Langley himself (‘the companion that couldn’t’), the fourth guest today, was born in 1983 so was a latecomer to the Doctor Who world. Even so, he knew enough to be impressed by the Daleks and to know that his two episodes were part of a production that was a big deal for the BBC. He was humbled to be working with actors of the calibre of Eccleston and Piper (‘very truthful’) and was clearly delighted to be able to bring his 6 year-old son Freddy down from Manchester to see his Dad in action on the big screen.
As for the Ninth Doctor himself, Eccleston sent a touching message that host Justin Johnson read out at the beginning of today’s events:
'I love the BFI. I love the Doctor and hope you enjoy this presentation. Joe Ahearne directed five of the 13 episodes of the first series. He understood the tone the show needed completely – strong, bold, pacy visuals coupled with wit, warmth and a twinkle in the performances (missus).

If Joe agrees to direct the 100th anniversary special, I will bring my sonic and a stair-lift and – providing the Daleks don’t bring theirs – I, the Ninth Doctor, vow to save the universe and all you apes in it.'
That might be slightly paraphrased as I was writing so fast.

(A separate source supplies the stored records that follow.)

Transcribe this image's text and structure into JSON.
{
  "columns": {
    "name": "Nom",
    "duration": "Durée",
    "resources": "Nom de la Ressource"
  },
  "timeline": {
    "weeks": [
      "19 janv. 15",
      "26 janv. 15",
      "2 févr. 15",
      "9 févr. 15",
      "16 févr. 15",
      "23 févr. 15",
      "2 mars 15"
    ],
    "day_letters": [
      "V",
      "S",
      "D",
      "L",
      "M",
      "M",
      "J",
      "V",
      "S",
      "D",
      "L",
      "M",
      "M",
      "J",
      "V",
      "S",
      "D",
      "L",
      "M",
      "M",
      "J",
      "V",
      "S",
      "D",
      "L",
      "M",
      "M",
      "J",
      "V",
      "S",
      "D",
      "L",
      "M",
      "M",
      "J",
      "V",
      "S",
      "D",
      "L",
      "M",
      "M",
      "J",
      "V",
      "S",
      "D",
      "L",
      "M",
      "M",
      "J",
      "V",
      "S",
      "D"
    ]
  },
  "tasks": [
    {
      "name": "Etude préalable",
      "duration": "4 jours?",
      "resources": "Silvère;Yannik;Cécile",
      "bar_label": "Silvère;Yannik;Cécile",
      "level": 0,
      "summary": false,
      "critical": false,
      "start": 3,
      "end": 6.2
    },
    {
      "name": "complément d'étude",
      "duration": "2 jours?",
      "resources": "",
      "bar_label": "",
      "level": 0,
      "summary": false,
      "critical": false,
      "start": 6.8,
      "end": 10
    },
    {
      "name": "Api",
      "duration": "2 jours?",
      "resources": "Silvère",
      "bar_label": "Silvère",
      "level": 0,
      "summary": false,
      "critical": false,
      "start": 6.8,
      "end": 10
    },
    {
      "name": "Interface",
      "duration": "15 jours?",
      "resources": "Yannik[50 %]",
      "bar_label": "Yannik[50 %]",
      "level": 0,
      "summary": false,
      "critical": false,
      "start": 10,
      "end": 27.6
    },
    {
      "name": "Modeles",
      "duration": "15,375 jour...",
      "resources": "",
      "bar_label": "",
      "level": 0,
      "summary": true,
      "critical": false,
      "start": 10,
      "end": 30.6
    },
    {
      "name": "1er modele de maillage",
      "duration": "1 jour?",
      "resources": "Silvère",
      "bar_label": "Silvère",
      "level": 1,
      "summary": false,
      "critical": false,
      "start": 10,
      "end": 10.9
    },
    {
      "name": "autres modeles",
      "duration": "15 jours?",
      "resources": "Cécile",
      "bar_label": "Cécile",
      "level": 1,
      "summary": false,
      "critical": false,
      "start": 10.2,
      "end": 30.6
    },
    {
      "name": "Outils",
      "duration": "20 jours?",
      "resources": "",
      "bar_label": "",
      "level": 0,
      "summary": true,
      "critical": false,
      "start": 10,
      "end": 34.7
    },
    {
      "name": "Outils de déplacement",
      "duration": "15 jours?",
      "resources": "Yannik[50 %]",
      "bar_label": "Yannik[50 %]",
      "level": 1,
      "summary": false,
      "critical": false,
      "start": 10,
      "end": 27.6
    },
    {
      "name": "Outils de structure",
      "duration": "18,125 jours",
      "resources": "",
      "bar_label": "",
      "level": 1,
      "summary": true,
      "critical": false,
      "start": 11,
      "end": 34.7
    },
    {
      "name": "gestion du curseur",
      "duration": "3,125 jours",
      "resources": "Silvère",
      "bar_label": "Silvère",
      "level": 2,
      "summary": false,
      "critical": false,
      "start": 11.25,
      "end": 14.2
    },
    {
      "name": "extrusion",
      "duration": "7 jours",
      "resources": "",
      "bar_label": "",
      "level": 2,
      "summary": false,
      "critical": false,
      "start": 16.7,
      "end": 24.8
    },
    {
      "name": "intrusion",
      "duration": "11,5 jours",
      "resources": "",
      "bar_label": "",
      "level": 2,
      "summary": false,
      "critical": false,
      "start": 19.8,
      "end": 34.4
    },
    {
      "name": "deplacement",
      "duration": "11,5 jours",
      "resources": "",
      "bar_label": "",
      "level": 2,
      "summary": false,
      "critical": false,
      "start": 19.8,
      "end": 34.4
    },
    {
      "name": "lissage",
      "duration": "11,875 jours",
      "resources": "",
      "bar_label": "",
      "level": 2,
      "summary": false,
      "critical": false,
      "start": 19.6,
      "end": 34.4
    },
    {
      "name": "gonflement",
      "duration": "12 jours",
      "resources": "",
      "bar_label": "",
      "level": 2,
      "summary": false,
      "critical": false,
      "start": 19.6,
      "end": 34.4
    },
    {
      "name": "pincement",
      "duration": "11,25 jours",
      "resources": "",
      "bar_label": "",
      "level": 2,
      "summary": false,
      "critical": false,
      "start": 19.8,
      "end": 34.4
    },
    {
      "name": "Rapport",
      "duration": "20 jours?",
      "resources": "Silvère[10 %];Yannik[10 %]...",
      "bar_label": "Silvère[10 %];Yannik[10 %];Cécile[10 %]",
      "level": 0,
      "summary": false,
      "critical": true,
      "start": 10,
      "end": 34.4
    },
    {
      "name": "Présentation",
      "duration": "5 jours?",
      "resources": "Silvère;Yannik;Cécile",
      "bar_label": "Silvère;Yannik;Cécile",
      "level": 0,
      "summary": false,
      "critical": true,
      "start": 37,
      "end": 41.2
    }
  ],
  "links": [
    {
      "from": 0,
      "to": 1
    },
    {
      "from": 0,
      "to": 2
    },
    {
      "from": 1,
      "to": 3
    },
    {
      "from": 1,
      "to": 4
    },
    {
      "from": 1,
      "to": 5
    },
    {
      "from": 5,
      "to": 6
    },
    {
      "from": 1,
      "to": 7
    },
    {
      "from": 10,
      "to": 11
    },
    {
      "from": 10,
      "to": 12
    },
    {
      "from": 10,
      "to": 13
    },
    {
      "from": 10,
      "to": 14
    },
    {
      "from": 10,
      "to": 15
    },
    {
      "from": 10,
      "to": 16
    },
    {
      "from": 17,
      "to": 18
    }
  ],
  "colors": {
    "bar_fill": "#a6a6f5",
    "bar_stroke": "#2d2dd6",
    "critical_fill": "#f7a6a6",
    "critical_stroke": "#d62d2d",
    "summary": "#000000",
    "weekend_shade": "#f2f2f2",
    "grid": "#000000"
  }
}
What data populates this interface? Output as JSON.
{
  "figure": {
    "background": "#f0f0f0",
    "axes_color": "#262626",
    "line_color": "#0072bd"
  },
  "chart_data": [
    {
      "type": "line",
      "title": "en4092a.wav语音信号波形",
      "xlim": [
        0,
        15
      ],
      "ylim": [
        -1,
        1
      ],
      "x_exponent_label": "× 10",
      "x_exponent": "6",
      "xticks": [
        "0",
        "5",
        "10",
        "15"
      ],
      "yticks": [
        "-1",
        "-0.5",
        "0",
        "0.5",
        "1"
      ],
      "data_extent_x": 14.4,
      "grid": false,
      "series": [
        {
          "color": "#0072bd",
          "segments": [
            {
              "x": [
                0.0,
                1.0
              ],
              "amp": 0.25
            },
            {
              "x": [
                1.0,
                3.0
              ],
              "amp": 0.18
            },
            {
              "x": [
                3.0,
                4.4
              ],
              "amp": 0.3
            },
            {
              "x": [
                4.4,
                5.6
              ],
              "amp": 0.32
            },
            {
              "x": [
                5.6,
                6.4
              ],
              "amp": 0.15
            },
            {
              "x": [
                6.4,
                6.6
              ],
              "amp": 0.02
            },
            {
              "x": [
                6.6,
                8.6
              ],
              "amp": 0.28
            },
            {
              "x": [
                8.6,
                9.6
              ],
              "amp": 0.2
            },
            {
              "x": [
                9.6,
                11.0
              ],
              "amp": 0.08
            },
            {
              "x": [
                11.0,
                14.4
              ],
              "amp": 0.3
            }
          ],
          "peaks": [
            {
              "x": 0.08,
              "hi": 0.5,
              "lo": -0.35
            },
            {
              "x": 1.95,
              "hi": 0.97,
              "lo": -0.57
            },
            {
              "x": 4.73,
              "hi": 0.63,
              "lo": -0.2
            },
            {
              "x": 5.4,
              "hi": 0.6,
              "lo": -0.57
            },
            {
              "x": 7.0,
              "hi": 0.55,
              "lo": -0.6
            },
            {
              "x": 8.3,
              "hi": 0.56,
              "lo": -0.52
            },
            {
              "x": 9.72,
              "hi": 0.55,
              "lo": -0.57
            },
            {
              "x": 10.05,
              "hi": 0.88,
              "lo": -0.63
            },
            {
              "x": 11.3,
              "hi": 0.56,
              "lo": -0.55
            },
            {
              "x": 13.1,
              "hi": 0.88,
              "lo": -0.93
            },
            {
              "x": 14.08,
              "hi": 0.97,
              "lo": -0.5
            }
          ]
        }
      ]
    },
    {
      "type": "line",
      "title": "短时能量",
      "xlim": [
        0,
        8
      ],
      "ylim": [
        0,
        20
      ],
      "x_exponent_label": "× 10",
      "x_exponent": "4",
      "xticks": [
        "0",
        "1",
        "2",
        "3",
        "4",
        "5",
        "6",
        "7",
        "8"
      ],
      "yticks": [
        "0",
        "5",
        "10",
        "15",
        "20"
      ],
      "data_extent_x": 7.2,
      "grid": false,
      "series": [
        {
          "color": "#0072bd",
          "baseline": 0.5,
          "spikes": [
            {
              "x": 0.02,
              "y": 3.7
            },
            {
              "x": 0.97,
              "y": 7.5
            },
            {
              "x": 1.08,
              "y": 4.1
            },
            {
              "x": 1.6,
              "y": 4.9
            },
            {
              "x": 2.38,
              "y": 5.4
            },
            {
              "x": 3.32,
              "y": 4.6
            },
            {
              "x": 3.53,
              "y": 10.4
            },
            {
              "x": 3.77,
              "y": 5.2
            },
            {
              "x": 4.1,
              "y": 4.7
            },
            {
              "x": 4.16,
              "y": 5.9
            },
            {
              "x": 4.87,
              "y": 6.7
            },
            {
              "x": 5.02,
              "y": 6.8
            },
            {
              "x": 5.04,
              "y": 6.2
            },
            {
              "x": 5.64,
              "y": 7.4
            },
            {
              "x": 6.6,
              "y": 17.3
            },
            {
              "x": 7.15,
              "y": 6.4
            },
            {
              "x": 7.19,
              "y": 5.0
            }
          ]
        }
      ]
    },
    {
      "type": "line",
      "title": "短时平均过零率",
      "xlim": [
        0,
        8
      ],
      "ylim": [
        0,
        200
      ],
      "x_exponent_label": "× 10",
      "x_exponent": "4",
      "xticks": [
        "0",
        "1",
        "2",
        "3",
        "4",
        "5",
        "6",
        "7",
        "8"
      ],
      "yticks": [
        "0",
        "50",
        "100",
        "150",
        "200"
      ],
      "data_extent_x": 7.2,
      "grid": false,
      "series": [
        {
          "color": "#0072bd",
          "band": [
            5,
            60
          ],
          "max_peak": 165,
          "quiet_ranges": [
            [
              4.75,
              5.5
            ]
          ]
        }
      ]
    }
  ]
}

And possibly because of the tear in my eye.  

There was another one forming when Collinson spoke about his reaction to the positive media coverage the day after ‘Rose’ was shown and he learned that 10 million viewers had watched. ‘The next morning was one of the best mornings of my life… Everybody worked so hard to make this show work… One of the best times of my life, certainly.’

That was a perfect place to end, sending the audience on a high into the three bars around the BFI Southbank. In many ways, Doctor Who’s successful relaunch in 2005 was a vindication of what us, the fans, had always believed: that the series could be a world beater if only it had the right resources, a point emphasised by the montage of classic and modern clips shown to promote the Doctor Who Prom being shown on Monday.

(Image: Betsy
Which is probably why extreme drunkenness ensued, helped along by a guest appearance from Eccleston’s leather coat in the waterfront bar. We all tried it on and had our photographs taken in it, including assistant Doctor Who Magazine editor Peter Ware and my friends Chris Petts, Richard Parker and Jo Haseltine. Just to round the evening off, when I got home I had a dream about getting drunk with Peter Capaldi.
To paraphrase Phil Collinson, we are living in the best of times.